When asked about how he thinks the program will fare, he says that on one hand, “the crisis reaffirms the need for more workshops like these. On the other hand, we are all stuck in a place with little to no financial certainty or guarantees for our personal wellbeing, and people are hesitant to make concrete plans given the current state of affairs.”
Time will tell
The rate at which the Israeli government is adapting regulations to effectively fight the COVID-19 pandemic may be painful for citizens to internalize. Some have been treating public safety stipulations as mere suggestions. At a live press conference on Tuesday evening, Prime Minister Netanyahu admitted to having seen photos and videos of Israeli citizens at the beach, eating out and, in response, made a desperate plea. “This isn’t a child’s game. It is a matter of life and death. In this pandemic, love means keeping your distance.”

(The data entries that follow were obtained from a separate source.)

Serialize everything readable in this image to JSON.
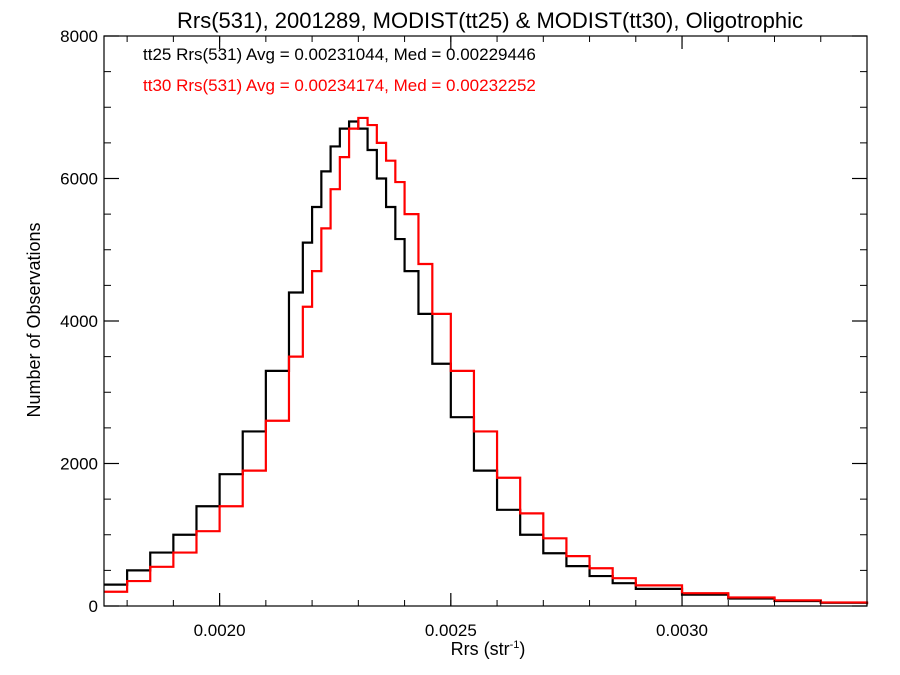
{
  "chart_data": {
    "type": "histogram",
    "title": "Rrs(531), 2001289, MODIST(tt25) & MODIST(tt30), Oligotrophic",
    "xlabel_base": "Rrs (str",
    "xlabel_sup": "-1",
    "xlabel_close": ")",
    "ylabel": "Number of Observations",
    "xlim": [
      0.00175,
      0.0034
    ],
    "ylim": [
      0,
      8000
    ],
    "x_ticks": [
      0.002,
      0.0025,
      0.003
    ],
    "x_tick_labels": [
      "0.0020",
      "0.0025",
      "0.0030"
    ],
    "x_minor_step": 0.0001,
    "y_ticks": [
      0,
      2000,
      4000,
      6000,
      8000
    ],
    "y_tick_labels": [
      "0",
      "2000",
      "4000",
      "6000",
      "8000"
    ],
    "y_minor_step": 500,
    "annotations": [
      {
        "text": "tt25 Rrs(531) Avg = 0.00231044, Med = 0.00229446",
        "color": "#000000"
      },
      {
        "text": "tt30 Rrs(531) Avg = 0.00234174, Med = 0.00232252",
        "color": "#ff0000"
      }
    ],
    "series": [
      {
        "color": "#000000",
        "x": [
          0.00175,
          0.0018,
          0.00185,
          0.0019,
          0.00195,
          0.002,
          0.00205,
          0.0021,
          0.00215,
          0.00218,
          0.0022,
          0.00222,
          0.00224,
          0.00226,
          0.00228,
          0.0023,
          0.00232,
          0.00234,
          0.00236,
          0.00238,
          0.0024,
          0.00243,
          0.00246,
          0.0025,
          0.00255,
          0.0026,
          0.00265,
          0.0027,
          0.00275,
          0.0028,
          0.00285,
          0.0029,
          0.003,
          0.0031,
          0.0032,
          0.0033,
          0.0034
        ],
        "y": [
          300,
          500,
          750,
          1000,
          1400,
          1850,
          2450,
          3300,
          4400,
          5100,
          5600,
          6100,
          6450,
          6700,
          6800,
          6700,
          6400,
          6000,
          5600,
          5150,
          4700,
          4100,
          3400,
          2650,
          1900,
          1350,
          1000,
          740,
          560,
          420,
          320,
          240,
          160,
          105,
          70,
          45,
          25
        ]
      },
      {
        "color": "#ff0000",
        "x": [
          0.00175,
          0.0018,
          0.00185,
          0.0019,
          0.00195,
          0.002,
          0.00205,
          0.0021,
          0.00215,
          0.00218,
          0.0022,
          0.00222,
          0.00224,
          0.00226,
          0.00228,
          0.0023,
          0.00232,
          0.00234,
          0.00236,
          0.00238,
          0.0024,
          0.00243,
          0.00246,
          0.0025,
          0.00255,
          0.0026,
          0.00265,
          0.0027,
          0.00275,
          0.0028,
          0.00285,
          0.0029,
          0.003,
          0.0031,
          0.0032,
          0.0033,
          0.0034
        ],
        "y": [
          200,
          350,
          550,
          750,
          1050,
          1400,
          1900,
          2600,
          3500,
          4200,
          4700,
          5300,
          5850,
          6300,
          6700,
          6850,
          6750,
          6500,
          6250,
          5950,
          5500,
          4800,
          4100,
          3300,
          2450,
          1800,
          1300,
          950,
          700,
          530,
          390,
          290,
          180,
          120,
          80,
          50,
          30
        ]
      }
    ]
  }
}
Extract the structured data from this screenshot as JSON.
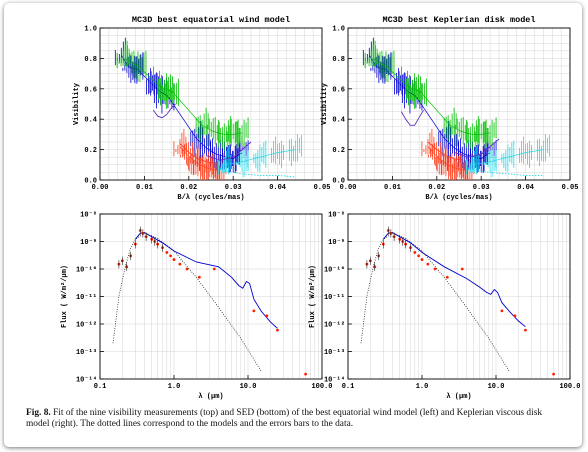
{
  "caption": {
    "label": "Fig. 8.",
    "text": "Fit of the nine visibility measurements (top) and SED (bottom) of the best equatorial wind model (left) and Keplerian viscous disk model (right). The dotted lines correspond to the models and the errors bars to the data."
  },
  "chart_data": [
    {
      "type": "line",
      "title": "MC3D best equatorial wind model",
      "xlabel": "B/λ (cycles/mas)",
      "ylabel": "Visibility",
      "xlim": [
        0.0,
        0.05
      ],
      "ylim": [
        0.0,
        1.0
      ],
      "xticks": [
        "0.00",
        "0.01",
        "0.02",
        "0.03",
        "0.04",
        "0.05"
      ],
      "yticks": [
        "0.0",
        "0.2",
        "0.4",
        "0.6",
        "0.8",
        "1.0"
      ],
      "grid": true,
      "series": [
        {
          "color": "#0000d0",
          "role": "data",
          "x": [
            0.0048,
            0.0065,
            0.0083,
            0.0118,
            0.0136,
            0.0153,
            0.0218,
            0.024,
            0.0262,
            0.0285,
            0.03,
            0.032
          ],
          "y": [
            0.82,
            0.74,
            0.73,
            0.63,
            0.58,
            0.55,
            0.27,
            0.21,
            0.17,
            0.15,
            0.14,
            0.18
          ]
        },
        {
          "color": "#00c000",
          "role": "data",
          "x": [
            0.0052,
            0.0072,
            0.009,
            0.0125,
            0.0145,
            0.0163,
            0.023,
            0.0255,
            0.028,
            0.03,
            0.032
          ],
          "y": [
            0.8,
            0.77,
            0.74,
            0.64,
            0.6,
            0.58,
            0.36,
            0.32,
            0.3,
            0.3,
            0.31
          ]
        },
        {
          "color": "#ff4020",
          "role": "data",
          "x": [
            0.018,
            0.0195,
            0.021,
            0.0225,
            0.024,
            0.0255,
            0.027
          ],
          "y": [
            0.22,
            0.17,
            0.13,
            0.1,
            0.08,
            0.07,
            0.06
          ]
        },
        {
          "color": "#20d8e8",
          "role": "data",
          "x": [
            0.028,
            0.032,
            0.036,
            0.04,
            0.044
          ],
          "y": [
            0.1,
            0.12,
            0.15,
            0.18,
            0.2
          ]
        },
        {
          "color": "#20d8e8",
          "role": "model",
          "x": [
            0.028,
            0.032,
            0.036,
            0.04,
            0.044
          ],
          "y": [
            0.06,
            0.04,
            0.03,
            0.03,
            0.02
          ]
        },
        {
          "color": "#6030c0",
          "role": "model",
          "x": [
            0.012,
            0.013,
            0.014,
            0.015,
            0.016,
            0.017
          ],
          "y": [
            0.46,
            0.42,
            0.41,
            0.43,
            0.47,
            0.5
          ]
        },
        {
          "color": "#6030c0",
          "role": "model",
          "x": [
            0.024,
            0.027,
            0.03,
            0.032,
            0.034
          ],
          "y": [
            0.16,
            0.13,
            0.15,
            0.2,
            0.25
          ]
        },
        {
          "color": "#ff4020",
          "role": "model",
          "x": [
            0.018,
            0.02,
            0.022,
            0.024,
            0.026
          ],
          "y": [
            0.24,
            0.18,
            0.14,
            0.12,
            0.11
          ]
        }
      ]
    },
    {
      "type": "line",
      "title": "MC3D best Keplerian disk model",
      "xlabel": "B/λ (cycles/mas)",
      "ylabel": "Visibility",
      "xlim": [
        0.0,
        0.05
      ],
      "ylim": [
        0.0,
        1.0
      ],
      "xticks": [
        "0.00",
        "0.01",
        "0.02",
        "0.03",
        "0.04",
        "0.05"
      ],
      "yticks": [
        "0.0",
        "0.2",
        "0.4",
        "0.6",
        "0.8",
        "1.0"
      ],
      "grid": true,
      "series": [
        {
          "color": "#0000d0",
          "role": "data",
          "x": [
            0.0048,
            0.0065,
            0.0083,
            0.0118,
            0.0136,
            0.0153,
            0.0218,
            0.024,
            0.0262,
            0.0285,
            0.03,
            0.032
          ],
          "y": [
            0.82,
            0.74,
            0.73,
            0.63,
            0.58,
            0.55,
            0.27,
            0.21,
            0.17,
            0.15,
            0.14,
            0.18
          ]
        },
        {
          "color": "#00c000",
          "role": "data",
          "x": [
            0.0052,
            0.0072,
            0.009,
            0.0125,
            0.0145,
            0.0163,
            0.023,
            0.0255,
            0.028,
            0.03,
            0.032
          ],
          "y": [
            0.8,
            0.77,
            0.74,
            0.64,
            0.6,
            0.58,
            0.36,
            0.32,
            0.3,
            0.3,
            0.31
          ]
        },
        {
          "color": "#ff4020",
          "role": "data",
          "x": [
            0.018,
            0.0195,
            0.021,
            0.0225,
            0.024,
            0.0255,
            0.027
          ],
          "y": [
            0.22,
            0.17,
            0.13,
            0.1,
            0.08,
            0.07,
            0.06
          ]
        },
        {
          "color": "#20d8e8",
          "role": "data",
          "x": [
            0.028,
            0.032,
            0.036,
            0.04,
            0.044
          ],
          "y": [
            0.1,
            0.12,
            0.15,
            0.18,
            0.2
          ]
        },
        {
          "color": "#20d8e8",
          "role": "model",
          "x": [
            0.028,
            0.032,
            0.036,
            0.04,
            0.044
          ],
          "y": [
            0.07,
            0.05,
            0.04,
            0.03,
            0.03
          ]
        },
        {
          "color": "#6030c0",
          "role": "model",
          "x": [
            0.012,
            0.013,
            0.014,
            0.015,
            0.016,
            0.017
          ],
          "y": [
            0.45,
            0.4,
            0.36,
            0.36,
            0.41,
            0.46
          ]
        },
        {
          "color": "#6030c0",
          "role": "model",
          "x": [
            0.024,
            0.027,
            0.03,
            0.032,
            0.034
          ],
          "y": [
            0.18,
            0.15,
            0.17,
            0.22,
            0.27
          ]
        },
        {
          "color": "#ff4020",
          "role": "model",
          "x": [
            0.018,
            0.02,
            0.022,
            0.024,
            0.026
          ],
          "y": [
            0.25,
            0.2,
            0.16,
            0.14,
            0.13
          ]
        }
      ]
    },
    {
      "type": "line",
      "title": "",
      "xlabel": "λ (μm)",
      "ylabel": "Flux  ( W/m²/μm)",
      "xscale": "log",
      "yscale": "log",
      "xlim": [
        0.1,
        100.0
      ],
      "ylim": [
        1e-14,
        1e-08
      ],
      "xticks": [
        "0.1",
        "1.0",
        "10.0",
        "100.0"
      ],
      "yticks": [
        "10⁻¹⁴",
        "10⁻¹³",
        "10⁻¹²",
        "10⁻¹¹",
        "10⁻¹⁰",
        "10⁻⁹",
        "10⁻⁸"
      ],
      "grid": true,
      "series": [
        {
          "color": "#0000d0",
          "role": "model-sed",
          "x": [
            0.3,
            0.35,
            0.4,
            0.5,
            0.7,
            1.0,
            2.0,
            4.0,
            6.0,
            7.5,
            8.5,
            9.5,
            10.5,
            12.0,
            15.0,
            20.0,
            25.0
          ],
          "y": [
            1.2e-09,
            2e-09,
            2.1e-09,
            1.5e-09,
            9e-10,
            4.5e-10,
            1.8e-10,
            1.2e-10,
            5e-11,
            2.5e-11,
            2e-11,
            3.5e-11,
            3e-11,
            8e-12,
            3e-12,
            1.2e-12,
            7e-13
          ]
        },
        {
          "color": "#000000",
          "role": "model-star",
          "x": [
            0.15,
            0.18,
            0.22,
            0.26,
            0.3,
            0.4,
            0.6,
            1.0,
            2.0,
            4.0,
            8.0,
            15.0
          ],
          "y": [
            2e-13,
            1e-11,
            1.2e-10,
            6e-10,
            1.2e-09,
            2e-09,
            1.3e-09,
            4.5e-10,
            5e-11,
            4e-12,
            3e-13,
            2e-14
          ]
        },
        {
          "color": "#ff2000",
          "role": "data",
          "x": [
            0.18,
            0.2,
            0.23,
            0.26,
            0.3,
            0.35,
            0.38,
            0.42,
            0.5,
            0.55,
            0.6,
            0.7,
            0.8,
            0.9,
            1.0,
            1.2,
            1.5,
            2.2,
            3.5,
            12.0,
            18.0,
            25.0,
            60.0
          ],
          "y": [
            1.5e-10,
            2e-10,
            1.2e-10,
            3e-10,
            8e-10,
            2.5e-09,
            2e-09,
            1.5e-09,
            1.2e-09,
            1e-09,
            8e-10,
            6e-10,
            4e-10,
            3e-10,
            2.2e-10,
            1.5e-10,
            1e-10,
            5e-11,
            1e-10,
            3e-12,
            2e-12,
            6e-13,
            1.5e-14
          ]
        }
      ]
    },
    {
      "type": "line",
      "title": "",
      "xlabel": "λ (μm)",
      "ylabel": "Flux  ( W/m²/μm)",
      "xscale": "log",
      "yscale": "log",
      "xlim": [
        0.1,
        100.0
      ],
      "ylim": [
        1e-14,
        1e-08
      ],
      "xticks": [
        "0.1",
        "1.0",
        "10.0",
        "100.0"
      ],
      "yticks": [
        "10⁻¹⁴",
        "10⁻¹³",
        "10⁻¹²",
        "10⁻¹¹",
        "10⁻¹⁰",
        "10⁻⁹",
        "10⁻⁸"
      ],
      "grid": true,
      "series": [
        {
          "color": "#0000d0",
          "role": "model-sed",
          "x": [
            0.3,
            0.35,
            0.4,
            0.5,
            0.7,
            1.0,
            2.0,
            4.0,
            6.0,
            7.5,
            8.5,
            9.5,
            10.5,
            12.0,
            15.0,
            20.0,
            25.0
          ],
          "y": [
            1.2e-09,
            2e-09,
            2.1e-09,
            1.5e-09,
            9e-10,
            4e-10,
            1.2e-10,
            4.5e-11,
            2.2e-11,
            1.4e-11,
            1.2e-11,
            1.8e-11,
            1.4e-11,
            6e-12,
            3e-12,
            1.3e-12,
            8e-13
          ]
        },
        {
          "color": "#000000",
          "role": "model-star",
          "x": [
            0.15,
            0.18,
            0.22,
            0.26,
            0.3,
            0.4,
            0.6,
            1.0,
            2.0,
            4.0,
            8.0,
            15.0
          ],
          "y": [
            2e-13,
            1e-11,
            1.2e-10,
            6e-10,
            1.2e-09,
            2e-09,
            1.3e-09,
            4.5e-10,
            5e-11,
            4e-12,
            3e-13,
            2e-14
          ]
        },
        {
          "color": "#ff2000",
          "role": "data",
          "x": [
            0.18,
            0.2,
            0.23,
            0.26,
            0.3,
            0.35,
            0.38,
            0.42,
            0.5,
            0.55,
            0.6,
            0.7,
            0.8,
            0.9,
            1.0,
            1.2,
            1.5,
            2.2,
            3.5,
            12.0,
            18.0,
            25.0,
            60.0
          ],
          "y": [
            1.5e-10,
            2e-10,
            1.2e-10,
            3e-10,
            8e-10,
            2.5e-09,
            2e-09,
            1.5e-09,
            1.2e-09,
            1e-09,
            8e-10,
            6e-10,
            4e-10,
            3e-10,
            2.2e-10,
            1.5e-10,
            1e-10,
            5e-11,
            1e-10,
            3e-12,
            2e-12,
            6e-13,
            1.5e-14
          ]
        }
      ]
    }
  ]
}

If the situation does not improve soon, the measures put in place for businesses in the food and beverage spheres may worsen to the point where most businesses will have to shutter completely.
According to the owner of Shroitman Bakery in Tel Aviv, chef Eran Shroitman, his business will never have to close because the government considers it to be a provider of an essential and basic food item: bread.
“In the event of a complete and total economic shutdown, we must continue to bake our breads in support of the community and people that need this sustenance the most,” he explained. The highly regarded baker tells NoCamels that business has been slower than usual. But the bakery will soon be introducing home deliveries to help alleviate the decline in in-store sales.
Not having a dedicated governing body that is responsible for representing the Israeli restaurant industry nearly guarantees that, especially in times like these, there is almost no one to advocate for them, encourage innovation and fundamentally support the many hundreds of small to medium-sized business owners facing economic instability. The only option for these foodpreneurs is to band together and share resources, but only time will tell if what they have managed to put together will be enough to endure what is to come.